Mindfulness meditation in seven steps
- First of all, find a quiet place to meditate. It doesn’t need to be a hermetically sealed room, unless the noise is really loud, background noises won’t disturb your meditation. Close the windows, dim the lights, and turn off or mute your gadgets. Scented candles or flowers might enhance the experience, but they are not really necessary, so don’t worry about them.
- Set a timer. At first, I don’t recommend you to meditate longer than 10 to 15 minutes, but later when you’re used to it, you can gradually increase this time to 20 or 30 minutes, or even longer.
- Sit down on a chair. At a later time you might consider acquiring a meditation cushion (called “zafu”), but at first a simple chair will work just fine. Not an armchair, though, try to find a chair with a flat seat that allows you to sit comfortably with both of your feet on the ground.
- Straighten your back and rest your hands on your thighs. Don’t rest your back against the chair, try to maintain an upright but not rigid position. Imagine that your spine is a tree and lean against it.
- Close your eyes (or not). The goal of mindfulness meditation is to help you concentrate and turn your attention inward. If you can do it better while your eyes are closed, do so. If it’s uncomfortable for you for some reason, keep them half open and try to slightly focus your gaze on whatever is in front of you. Don’t try to stare at the various things in your room, just let your gaze rest wherever it lands.
- Concentrate on breathing. Breathe naturally and pay attention to the process of inhaling and exhaling. You can focus on how your lungs expand, or how air leaves your nose.
When your mind wanders during the meditation, gently bring your attention back to breathing. In the beginning of the meditation breathing in through the nose out through the mouth could help you to focus, but you shouldn’t breathe this way throughout the whole practice. Counting your breaths is also a great way to refocus your attention.
- And that’s it.

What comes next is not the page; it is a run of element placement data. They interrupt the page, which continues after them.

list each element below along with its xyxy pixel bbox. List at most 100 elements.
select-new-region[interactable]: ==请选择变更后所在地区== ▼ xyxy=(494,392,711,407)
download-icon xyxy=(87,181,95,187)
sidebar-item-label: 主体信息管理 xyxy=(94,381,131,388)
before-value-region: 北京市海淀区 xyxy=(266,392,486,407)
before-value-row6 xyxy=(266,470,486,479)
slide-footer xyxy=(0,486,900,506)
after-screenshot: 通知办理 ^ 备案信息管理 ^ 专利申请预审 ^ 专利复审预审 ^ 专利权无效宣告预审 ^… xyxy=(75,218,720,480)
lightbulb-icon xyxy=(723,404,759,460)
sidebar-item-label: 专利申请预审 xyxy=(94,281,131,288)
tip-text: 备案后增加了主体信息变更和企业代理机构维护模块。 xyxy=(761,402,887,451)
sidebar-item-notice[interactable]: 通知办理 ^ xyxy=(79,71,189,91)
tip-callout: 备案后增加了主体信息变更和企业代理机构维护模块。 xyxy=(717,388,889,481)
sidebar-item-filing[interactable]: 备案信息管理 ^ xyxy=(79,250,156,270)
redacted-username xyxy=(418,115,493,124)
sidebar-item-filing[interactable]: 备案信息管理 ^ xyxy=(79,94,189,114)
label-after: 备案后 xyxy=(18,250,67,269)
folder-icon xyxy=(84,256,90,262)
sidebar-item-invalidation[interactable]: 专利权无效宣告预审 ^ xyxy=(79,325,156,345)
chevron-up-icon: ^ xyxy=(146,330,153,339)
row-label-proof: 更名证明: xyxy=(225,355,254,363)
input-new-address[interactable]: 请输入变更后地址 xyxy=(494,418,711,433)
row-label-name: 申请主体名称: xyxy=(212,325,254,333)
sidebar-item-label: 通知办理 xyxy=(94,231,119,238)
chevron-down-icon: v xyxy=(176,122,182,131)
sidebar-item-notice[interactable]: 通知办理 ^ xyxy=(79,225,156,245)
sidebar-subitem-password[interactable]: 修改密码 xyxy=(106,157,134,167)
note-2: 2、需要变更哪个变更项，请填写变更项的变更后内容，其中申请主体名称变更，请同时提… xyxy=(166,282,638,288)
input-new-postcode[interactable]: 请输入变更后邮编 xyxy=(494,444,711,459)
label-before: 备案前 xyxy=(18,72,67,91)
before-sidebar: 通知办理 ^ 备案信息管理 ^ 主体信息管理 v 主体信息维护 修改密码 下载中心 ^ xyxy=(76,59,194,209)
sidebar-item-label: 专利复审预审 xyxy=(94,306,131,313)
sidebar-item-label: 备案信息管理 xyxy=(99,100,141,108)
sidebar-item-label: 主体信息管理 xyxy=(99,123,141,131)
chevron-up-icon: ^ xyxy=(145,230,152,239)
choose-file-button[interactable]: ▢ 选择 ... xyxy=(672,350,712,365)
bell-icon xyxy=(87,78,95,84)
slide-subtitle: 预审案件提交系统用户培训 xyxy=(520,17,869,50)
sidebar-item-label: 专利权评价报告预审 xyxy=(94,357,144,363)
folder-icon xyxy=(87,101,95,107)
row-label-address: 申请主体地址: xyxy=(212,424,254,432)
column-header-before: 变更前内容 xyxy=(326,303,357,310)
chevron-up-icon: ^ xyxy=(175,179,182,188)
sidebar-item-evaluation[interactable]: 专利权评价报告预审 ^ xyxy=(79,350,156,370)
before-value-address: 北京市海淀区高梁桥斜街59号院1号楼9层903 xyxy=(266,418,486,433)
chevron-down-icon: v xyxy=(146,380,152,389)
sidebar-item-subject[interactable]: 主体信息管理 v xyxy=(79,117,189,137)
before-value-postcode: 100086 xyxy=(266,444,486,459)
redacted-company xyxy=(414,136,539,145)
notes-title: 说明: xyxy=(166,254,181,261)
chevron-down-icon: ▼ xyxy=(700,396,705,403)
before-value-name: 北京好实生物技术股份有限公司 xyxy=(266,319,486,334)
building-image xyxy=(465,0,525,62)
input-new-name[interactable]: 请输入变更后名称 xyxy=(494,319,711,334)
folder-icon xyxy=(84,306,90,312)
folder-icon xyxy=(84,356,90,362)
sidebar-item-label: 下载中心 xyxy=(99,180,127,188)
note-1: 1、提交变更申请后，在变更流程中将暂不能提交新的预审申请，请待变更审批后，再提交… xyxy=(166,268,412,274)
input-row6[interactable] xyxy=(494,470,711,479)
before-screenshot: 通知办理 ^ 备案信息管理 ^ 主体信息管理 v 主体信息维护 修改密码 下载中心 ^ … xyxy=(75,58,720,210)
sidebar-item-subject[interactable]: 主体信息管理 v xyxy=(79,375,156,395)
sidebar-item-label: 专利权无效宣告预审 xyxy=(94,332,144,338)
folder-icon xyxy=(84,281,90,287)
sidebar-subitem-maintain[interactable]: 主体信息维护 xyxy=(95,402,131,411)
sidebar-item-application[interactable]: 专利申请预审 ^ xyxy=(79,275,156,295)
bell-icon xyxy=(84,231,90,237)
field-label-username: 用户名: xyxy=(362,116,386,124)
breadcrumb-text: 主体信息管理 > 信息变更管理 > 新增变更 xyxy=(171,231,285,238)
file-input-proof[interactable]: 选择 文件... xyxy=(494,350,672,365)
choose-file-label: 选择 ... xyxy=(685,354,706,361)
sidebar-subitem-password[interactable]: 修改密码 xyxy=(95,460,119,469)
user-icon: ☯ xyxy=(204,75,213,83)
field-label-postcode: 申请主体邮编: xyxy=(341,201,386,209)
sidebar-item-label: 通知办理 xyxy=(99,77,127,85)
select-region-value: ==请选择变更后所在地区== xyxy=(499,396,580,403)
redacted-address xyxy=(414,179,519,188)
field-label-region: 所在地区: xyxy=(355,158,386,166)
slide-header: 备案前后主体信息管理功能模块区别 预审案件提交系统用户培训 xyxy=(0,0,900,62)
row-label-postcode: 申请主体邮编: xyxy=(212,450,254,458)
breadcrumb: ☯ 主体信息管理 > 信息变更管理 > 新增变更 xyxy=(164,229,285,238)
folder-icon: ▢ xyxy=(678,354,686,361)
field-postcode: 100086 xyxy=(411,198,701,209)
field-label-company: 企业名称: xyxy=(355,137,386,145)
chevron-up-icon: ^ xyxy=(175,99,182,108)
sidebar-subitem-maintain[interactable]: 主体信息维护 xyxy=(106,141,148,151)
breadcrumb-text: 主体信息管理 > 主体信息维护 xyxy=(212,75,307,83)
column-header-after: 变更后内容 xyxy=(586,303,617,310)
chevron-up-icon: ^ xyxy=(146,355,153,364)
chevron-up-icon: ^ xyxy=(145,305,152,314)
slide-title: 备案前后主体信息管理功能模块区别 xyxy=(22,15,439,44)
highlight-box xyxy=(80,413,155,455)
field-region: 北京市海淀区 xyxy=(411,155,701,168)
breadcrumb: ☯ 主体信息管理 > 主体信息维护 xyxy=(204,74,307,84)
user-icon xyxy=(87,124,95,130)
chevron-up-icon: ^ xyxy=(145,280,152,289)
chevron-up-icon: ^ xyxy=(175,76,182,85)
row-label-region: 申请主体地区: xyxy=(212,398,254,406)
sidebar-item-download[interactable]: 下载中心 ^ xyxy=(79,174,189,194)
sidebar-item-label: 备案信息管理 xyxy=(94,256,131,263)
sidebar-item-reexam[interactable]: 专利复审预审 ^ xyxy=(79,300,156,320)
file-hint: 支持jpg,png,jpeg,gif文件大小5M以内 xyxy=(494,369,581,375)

Once your timer signals, stretch your muscles, rest a little bit, and let your mind wander.
If you repeat this every morning, it will make you calmer and help you focus on your work throughout the day.
Our mind is like a feather in the wind — once we let it flow, it will fly into various directions, and there is a very tiny chance that it would not quickly get back to our hands. If we don’t pay attention to our wandering, the mind can travel very far and stumble upon places that are better left unexplored. Thus, we could become anxious or negligent. A simple 10-minute meditation is not a too big price to pay to keep things under control and have a more comfortable day.
Meditation apps, guided meditations:
The effects of meditation:
The science behind meditation and why it makes you feel better
20 scientific reasons to start meditating today
Forever Young(er): potential age-defying effects of long-term meditation on gray matter atrophy
*On very rare occasions mindfulness meditation may lead to bad experiences. If you’ve been diagnosed with a mental illness, or you are struggling with very serious problems right now, don’t go through these steps alone. In these cases, it’s better to start meditation with the help of a teacher.